VIDEO: Pergi Mengajar, Guru SD di Meranti Histeris Terombang Ambing Diatas Kapal

Meranti(SegmenNews.com)-Perjuangan guru di Kabupaten Kepulauan Meranti kali ini menjadi perhatian.

Dalam sebuah video yang sempat beredar di media sosial, guru-guru tersebut terlihat sedang berada di kapal yang bersandar di pinggir bakau

Tidak hanya itu seorang guru pria tampak berada di dalam air untuk memegang kapal.

Hal itu dilakukan karena saat akan menyeberang kapal tersebut diterjang gelombang laut dan akhirnya guru tersebut turun untuk mencegah kapal oleh dan terbalik.

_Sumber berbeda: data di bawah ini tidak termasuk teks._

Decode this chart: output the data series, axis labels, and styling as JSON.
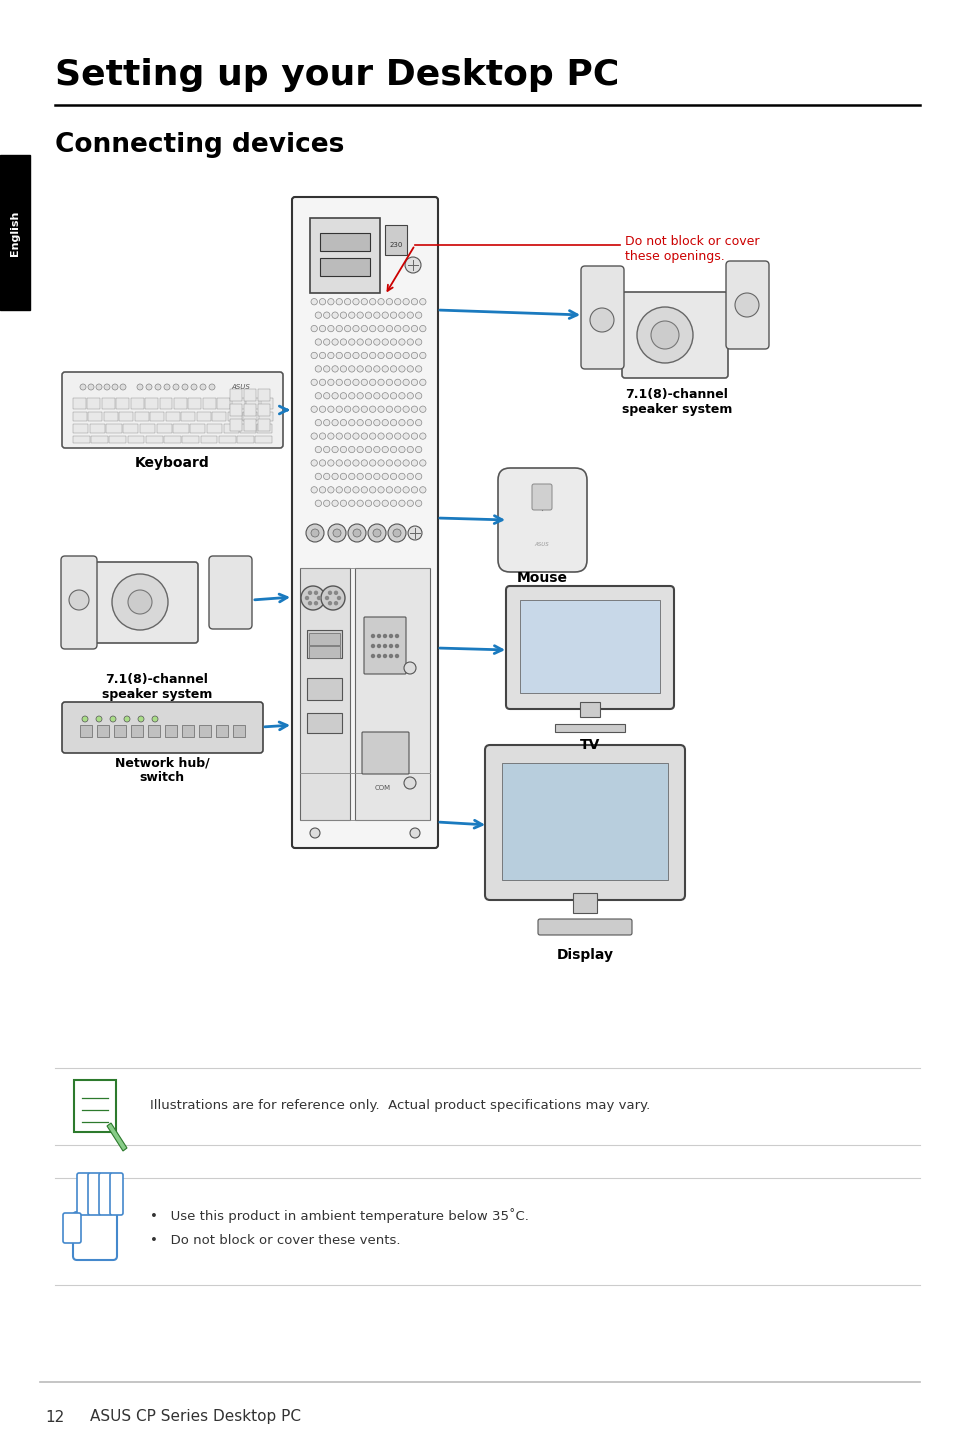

Hasil penelusuran Segmennews.com para guru ini mengajar di sebuah sekolah yang berada didaerah terisolir tepatnya di SDN 10 Lukun, Dusun Keridi Desa Bathinsuir, Kecamatan Tebingtinggi Timur.

Untuk mencapai lokasi tersebut, hanya ada satu jalur, yakni Sungai Suir dengan menaiki perahu kecil yang disebut Pompong dengan lama perjalanan hampir satu jam.

Dalam video yang berdurasi sekitar 30 detik itu tampak perahu yang ditumpangi para guru ini dihantam gelombang besar pada Selasa (21/1/2020) siang, akibatnya kapal yang dikemudikan oleh kepala sekolah yang bernama Suardi ini terpaksa harus menepi ke tepian hutan bakau.

Suardi yang sempat di temui wartawan membenarkan seorang guru berstatus PNSĀ  nekat melompat ke laut.

Guru yang diketahui bernama Syamsul Bahri itu berniat mengamankan perahu agar tidak oleng dan tenggelam.

Sementara itu guru- guru perempuan terlihat berteriak histeris karena ketakutan.

Perahu kecil itu memang diketahui menjadi alat transportasi satu-satunya bagi para guru ini yang mengajar di daerah terisolir, karena jika harus melalui jalur darat, maka membutuhkan waktu hampir tiga jam lamanya karena harus memutar.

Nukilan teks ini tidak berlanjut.